Chain of Thought

Beware Bogus BOGO Business

Last week I blogged from Dematic’s Material Handling and Logistics Conference about a session on the retail industry’s vision of “The 2020 Future Value Chain.” The presenter offered highlights of how retailers and manufacturers must prepare for trends that are shaping their supply chains. I personally appreciated two of the predictions listed in this study:

• The aging population will have economic and political consequences related to the amount of money spent on necessities like food and drink, and the type of delivery services, store formats and locations offered to older consumers.
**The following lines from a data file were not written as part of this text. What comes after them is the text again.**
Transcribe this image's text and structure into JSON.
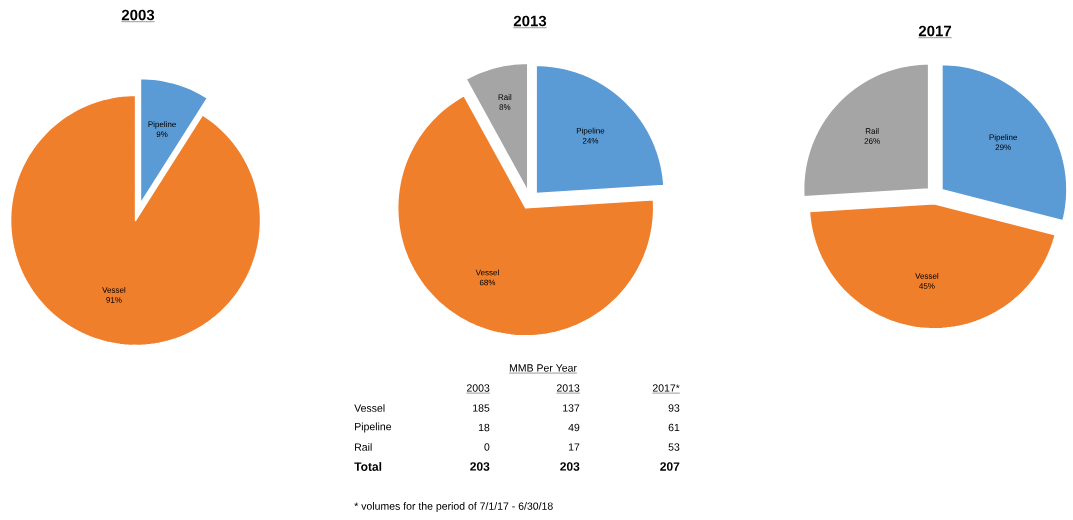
{
  "chart_data": [
    {
      "type": "pie",
      "title": "2003",
      "categories": [
        "Pipeline",
        "Vessel"
      ],
      "values": [
        9,
        91
      ],
      "colors": [
        "#5b9bd5",
        "#f07f2c"
      ],
      "value_labels": [
        "9%",
        "91%"
      ]
    },
    {
      "type": "pie",
      "title": "2013",
      "categories": [
        "Pipeline",
        "Vessel",
        "Rail"
      ],
      "values": [
        24,
        68,
        8
      ],
      "colors": [
        "#5b9bd5",
        "#f07f2c",
        "#a5a5a5"
      ],
      "value_labels": [
        "24%",
        "68%",
        "8%"
      ],
      "annotations": [
        "MMB Per Year",
        "2003",
        "2013",
        "2017*",
        "Vessel",
        "185",
        "137",
        "93",
        "Pipeline",
        "18",
        "49",
        "61",
        "Rail",
        "0",
        "17",
        "53",
        "Total",
        "203",
        "203",
        "207",
        "* volumes for the period of 7/1/17 - 6/30/18"
      ]
    },
    {
      "type": "pie",
      "title": "2017",
      "categories": [
        "Pipeline",
        "Vessel",
        "Rail"
      ],
      "values": [
        29,
        45,
        26
      ],
      "colors": [
        "#5b9bd5",
        "#f07f2c",
        "#a5a5a5"
      ],
      "value_labels": [
        "29%",
        "45%",
        "26%"
      ]
    }
  ]
}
• The increased impact of consumer technology adoption will be reflected not only in consumers’ own behavior but also in their ability to influence the buying behavior of other consumers as the use of social and digital media continues to spread.

The first prediction acknowledged what many Baby Boomers like me already know: it’s getting harder to read small print and retailers and their suppliers should consider redesigning labels and signage to make their customers' lives easier. The second prediction can be read as a warning in light of the first prediction: If you do make our lives more difficult, we can share our frustration with fellow consumers via a growing number of “frustration outlets,” also known as our Facebook Forums.
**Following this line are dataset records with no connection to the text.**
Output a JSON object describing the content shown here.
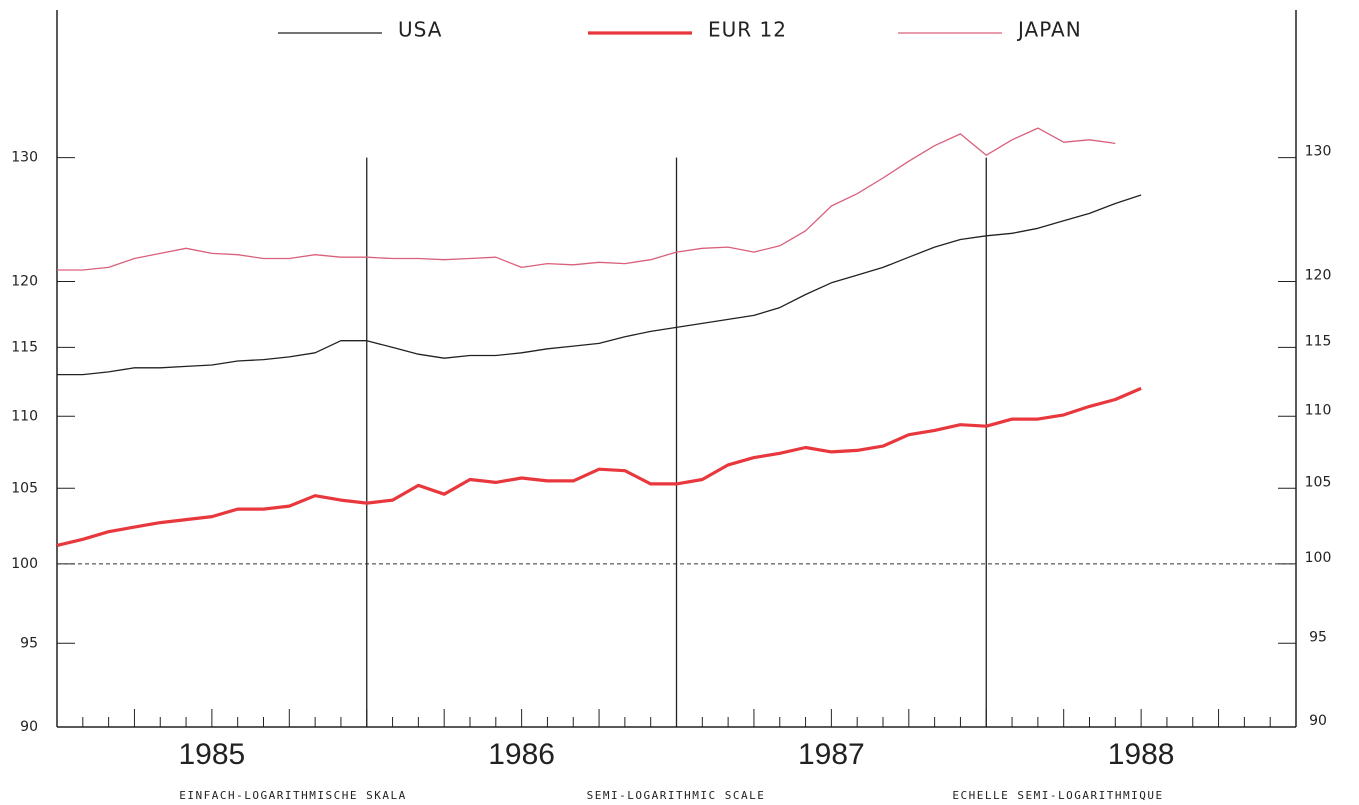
{
  "chart_data": {
    "type": "line",
    "categories": [
      null,
      null,
      null,
      null,
      null,
      null,
      "1985",
      null,
      null,
      null,
      null,
      null,
      null,
      null,
      null,
      null,
      null,
      null,
      "1986",
      null,
      null,
      null,
      null,
      null,
      null,
      null,
      null,
      null,
      null,
      null,
      "1987",
      null,
      null,
      null,
      null,
      null,
      null,
      null,
      null,
      null,
      null,
      null,
      "1988",
      null,
      null,
      null,
      null,
      null
    ],
    "series": [
      {
        "name": "USA",
        "color": "#222222",
        "width": 1.3,
        "values": [
          113.0,
          113.0,
          113.2,
          113.5,
          113.5,
          113.6,
          113.7,
          114.0,
          114.1,
          114.3,
          114.6,
          115.5,
          115.5,
          115.0,
          114.5,
          114.2,
          114.4,
          114.4,
          114.6,
          114.9,
          115.1,
          115.3,
          115.8,
          116.2,
          116.5,
          116.8,
          117.1,
          117.4,
          118.0,
          119.0,
          119.9,
          120.5,
          121.1,
          121.9,
          122.7,
          123.3,
          123.6,
          123.8,
          124.2,
          124.8,
          125.4,
          126.2,
          126.9,
          null,
          null,
          null,
          null,
          null
        ]
      },
      {
        "name": "EUR 12",
        "color": "#e8383d",
        "width": 3.2,
        "values": [
          101.2,
          101.6,
          102.1,
          102.4,
          102.7,
          102.9,
          103.1,
          103.6,
          103.6,
          103.8,
          104.5,
          104.2,
          104.0,
          104.2,
          105.2,
          104.6,
          105.6,
          105.4,
          105.7,
          105.5,
          105.5,
          106.3,
          106.2,
          105.3,
          105.3,
          105.6,
          106.6,
          107.1,
          107.4,
          107.8,
          107.5,
          107.6,
          107.9,
          108.7,
          109.0,
          109.4,
          109.3,
          109.8,
          109.8,
          110.1,
          110.7,
          111.2,
          112.0,
          null,
          null,
          null,
          null,
          null
        ]
      },
      {
        "name": "JAPAN",
        "color": "#d9607a",
        "width": 1.3,
        "values": [
          120.9,
          120.9,
          121.1,
          121.8,
          122.2,
          122.6,
          122.2,
          122.1,
          121.8,
          121.8,
          122.1,
          121.9,
          121.9,
          121.8,
          121.8,
          121.7,
          121.8,
          121.9,
          121.1,
          121.4,
          121.3,
          121.5,
          121.4,
          121.7,
          122.3,
          122.6,
          122.7,
          122.3,
          122.8,
          124.0,
          126.0,
          127.0,
          128.3,
          129.7,
          131.0,
          132.0,
          130.2,
          131.5,
          132.5,
          131.3,
          131.5,
          131.2,
          null,
          null,
          null,
          null,
          null,
          null
        ]
      }
    ],
    "ylim": [
      90,
      143
    ],
    "yticks": [
      90,
      95,
      100,
      105,
      110,
      115,
      120,
      130
    ],
    "log_scale": true,
    "reference_line": 100,
    "legend": "top",
    "footer": [
      "EINFACH-LOGARITHMISCHE SKALA",
      "SEMI-LOGARITHMIC SCALE",
      "ECHELLE SEMI-LOGARITHMIQUE"
    ]
  }
}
Smart retailers scan these forums constantly to get good ideas. I'm using MH&L's forum to make my own contribution.

I had a shopping experience at my local grocery store this past Saturday that made me want to throw that second prediction in the store manager’s face. You know those BOGO deals grocery store chains advertise to win new customers and retain old ones? The grocery store I frequent was filled with “Buy-One, Get-One” deals this weekend. The signs posted all over the store were in big, bold print, like this one in the produce department: “Virginia Ham, Buy One Pound Get the Second Pound Free!” But printed below that, in much smaller type—the type of type that doesn’t really want to be read—was this bit of legalese: “Maximum value $8.99/lb.”
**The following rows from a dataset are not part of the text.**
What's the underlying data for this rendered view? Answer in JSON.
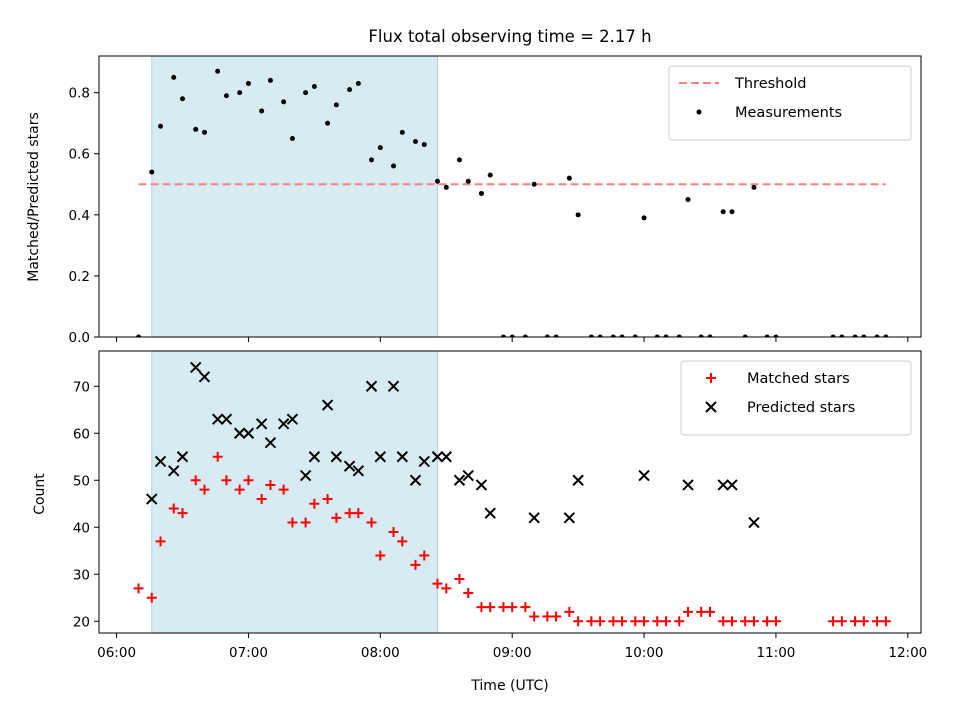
{
  "chart_data": [
    {
      "type": "scatter",
      "title": "Flux total observing time = 2.17 h",
      "xlabel": "",
      "ylabel": "Matched/Predicted stars",
      "ylim": [
        0,
        0.92
      ],
      "xlim": [
        "05:52",
        "12:06"
      ],
      "yticks": [
        "0.0",
        "0.2",
        "0.4",
        "0.6",
        "0.8"
      ],
      "shaded_interval": [
        "06:16",
        "08:26"
      ],
      "threshold": {
        "name": "Threshold",
        "value": 0.5,
        "color": "#ff7f7f"
      },
      "legend": {
        "placement": "top-right",
        "entries": [
          "Threshold",
          "Measurements"
        ]
      },
      "series": [
        {
          "name": "Measurements",
          "color": "#000000",
          "x": [
            "06:10",
            "06:16",
            "06:20",
            "06:26",
            "06:30",
            "06:36",
            "06:40",
            "06:46",
            "06:50",
            "06:56",
            "07:00",
            "07:06",
            "07:10",
            "07:16",
            "07:20",
            "07:26",
            "07:30",
            "07:36",
            "07:40",
            "07:46",
            "07:50",
            "07:56",
            "08:00",
            "08:06",
            "08:10",
            "08:16",
            "08:20",
            "08:26",
            "08:30",
            "08:36",
            "08:40",
            "08:46",
            "08:50",
            "08:56",
            "09:00",
            "09:06",
            "09:10",
            "09:16",
            "09:20",
            "09:26",
            "09:30",
            "09:36",
            "09:40",
            "09:46",
            "09:50",
            "09:56",
            "10:00",
            "10:06",
            "10:10",
            "10:16",
            "10:20",
            "10:26",
            "10:30",
            "10:36",
            "10:40",
            "10:46",
            "10:50",
            "10:56",
            "11:00",
            "11:26",
            "11:30",
            "11:36",
            "11:40",
            "11:46",
            "11:50"
          ],
          "y": [
            0.0,
            0.54,
            0.69,
            0.85,
            0.78,
            0.68,
            0.67,
            0.87,
            0.79,
            0.8,
            0.83,
            0.74,
            0.84,
            0.77,
            0.65,
            0.8,
            0.82,
            0.7,
            0.76,
            0.81,
            0.83,
            0.58,
            0.62,
            0.56,
            0.67,
            0.64,
            0.63,
            0.51,
            0.49,
            0.58,
            0.51,
            0.47,
            0.53,
            0.0,
            0.0,
            0.0,
            0.5,
            0.0,
            0.0,
            0.52,
            0.4,
            0.0,
            0.0,
            0.0,
            0.0,
            0.0,
            0.39,
            0.0,
            0.0,
            0.0,
            0.45,
            0.0,
            0.0,
            0.41,
            0.41,
            0.0,
            0.49,
            0.0,
            0.0,
            0.0,
            0.0,
            0.0,
            0.0,
            0.0,
            0.0
          ]
        }
      ]
    },
    {
      "type": "scatter",
      "title": "",
      "xlabel": "Time (UTC)",
      "ylabel": "Count",
      "ylim": [
        17.5,
        77.5
      ],
      "xlim": [
        "05:52",
        "12:06"
      ],
      "yticks": [
        "20",
        "30",
        "40",
        "50",
        "60",
        "70"
      ],
      "xticks": [
        "06:00",
        "07:00",
        "08:00",
        "09:00",
        "10:00",
        "11:00",
        "12:00"
      ],
      "shaded_interval": [
        "06:16",
        "08:26"
      ],
      "legend": {
        "placement": "top-right",
        "entries": [
          "Matched stars",
          "Predicted stars"
        ]
      },
      "series": [
        {
          "name": "Matched stars",
          "marker": "plus",
          "color": "#ff0000",
          "x": [
            "06:10",
            "06:16",
            "06:20",
            "06:26",
            "06:30",
            "06:36",
            "06:40",
            "06:46",
            "06:50",
            "06:56",
            "07:00",
            "07:06",
            "07:10",
            "07:16",
            "07:20",
            "07:26",
            "07:30",
            "07:36",
            "07:40",
            "07:46",
            "07:50",
            "07:56",
            "08:00",
            "08:06",
            "08:10",
            "08:16",
            "08:20",
            "08:26",
            "08:30",
            "08:36",
            "08:40",
            "08:46",
            "08:50",
            "08:56",
            "09:00",
            "09:06",
            "09:10",
            "09:16",
            "09:20",
            "09:26",
            "09:30",
            "09:36",
            "09:40",
            "09:46",
            "09:50",
            "09:56",
            "10:00",
            "10:06",
            "10:10",
            "10:16",
            "10:20",
            "10:26",
            "10:30",
            "10:36",
            "10:40",
            "10:46",
            "10:50",
            "10:56",
            "11:00",
            "11:26",
            "11:30",
            "11:36",
            "11:40",
            "11:46",
            "11:50"
          ],
          "y": [
            27,
            25,
            37,
            44,
            43,
            50,
            48,
            55,
            50,
            48,
            50,
            46,
            49,
            48,
            41,
            41,
            45,
            46,
            42,
            43,
            43,
            41,
            34,
            39,
            37,
            32,
            34,
            28,
            27,
            29,
            26,
            23,
            23,
            23,
            23,
            23,
            21,
            21,
            21,
            22,
            20,
            20,
            20,
            20,
            20,
            20,
            20,
            20,
            20,
            20,
            22,
            22,
            22,
            20,
            20,
            20,
            20,
            20,
            20,
            20,
            20,
            20,
            20,
            20,
            20
          ]
        },
        {
          "name": "Predicted stars",
          "marker": "x",
          "color": "#000000",
          "x": [
            "06:16",
            "06:20",
            "06:26",
            "06:30",
            "06:36",
            "06:40",
            "06:46",
            "06:50",
            "06:56",
            "07:00",
            "07:06",
            "07:10",
            "07:16",
            "07:20",
            "07:26",
            "07:30",
            "07:36",
            "07:40",
            "07:46",
            "07:50",
            "07:56",
            "08:00",
            "08:06",
            "08:10",
            "08:16",
            "08:20",
            "08:26",
            "08:30",
            "08:36",
            "08:40",
            "08:46",
            "08:50",
            "09:10",
            "09:26",
            "09:30",
            "10:00",
            "10:20",
            "10:36",
            "10:40",
            "10:50"
          ],
          "y": [
            46,
            54,
            52,
            55,
            74,
            72,
            63,
            63,
            60,
            60,
            62,
            58,
            62,
            63,
            51,
            55,
            66,
            55,
            53,
            52,
            70,
            55,
            70,
            55,
            50,
            54,
            55,
            55,
            50,
            51,
            49,
            43,
            42,
            42,
            50,
            51,
            49,
            49,
            49,
            41
          ]
        }
      ]
    }
  ]
}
As a regular shopper at this store, I happen to know that the regular price of this ham is about $4.50/lb. I may be a Baby Boomer, and my eyes may not be what they used to be, but my math is pretty good. So’s my nose, and this ham deal smelled fishy. All management did was double the value of this ham so they could offer it as a BOGO deal without losing money on it. Brilliant.

Brilliantly stupid. I could only guess that the store’s managers must have cooked this up during one of their Monday morning meetings thinking customers wouldn't look beyond the BOGO and they’d be able to preserve their sliced-thin profit margin by adopting the management philosophy of P.T. Barnum: "Nobody ever went broke underestimating the intelligence of the American people."

When I brought this to the attention of the store manager, he apologized, acknowledged it was bogus, but blamed corporate for the idea. He gave me an 800-number to lodge a complaint. So when I got home I called corporate. Glenn, of customer service, picked up. When I told him what I found in this grocer’s deli department, he tsk-tsked, asked which store I shopped and assigned me a case number. He promised I’d be contacted.

I’ll let you know if I get that call. But while I wait for it I thought I’d share this case of store-chain buck-passing with you and apply it at the supply chain level. Supply chains are also customer chains, and breaches in trust anywhere along their lengths make for weak links. Managers who don’t value this learning can trust that they'll lose their place in the 2020 value chain.


Just to update you, I did get a call from Frank, manager of the grocery store I challenged on its BOGO policy. He was very polite in telling me the ham in question was a premium brand (no added water or gluten) that actually does sell normally for $7.99. So this really was a good deal, he maintained. Fine. I guess Obama would say I pulled a Romney--fired first and aimed later. Nevertheless, why didn't the store associates I fired my objection to at the time point out my error? Why did the store manager have to call me back? Perhaps he should call those associates into a conference room and clue them in on the qualities of the product lines they stock. I, for one, appreciated his tutorial about the diversity of his store's inventory. I'm sure they would too.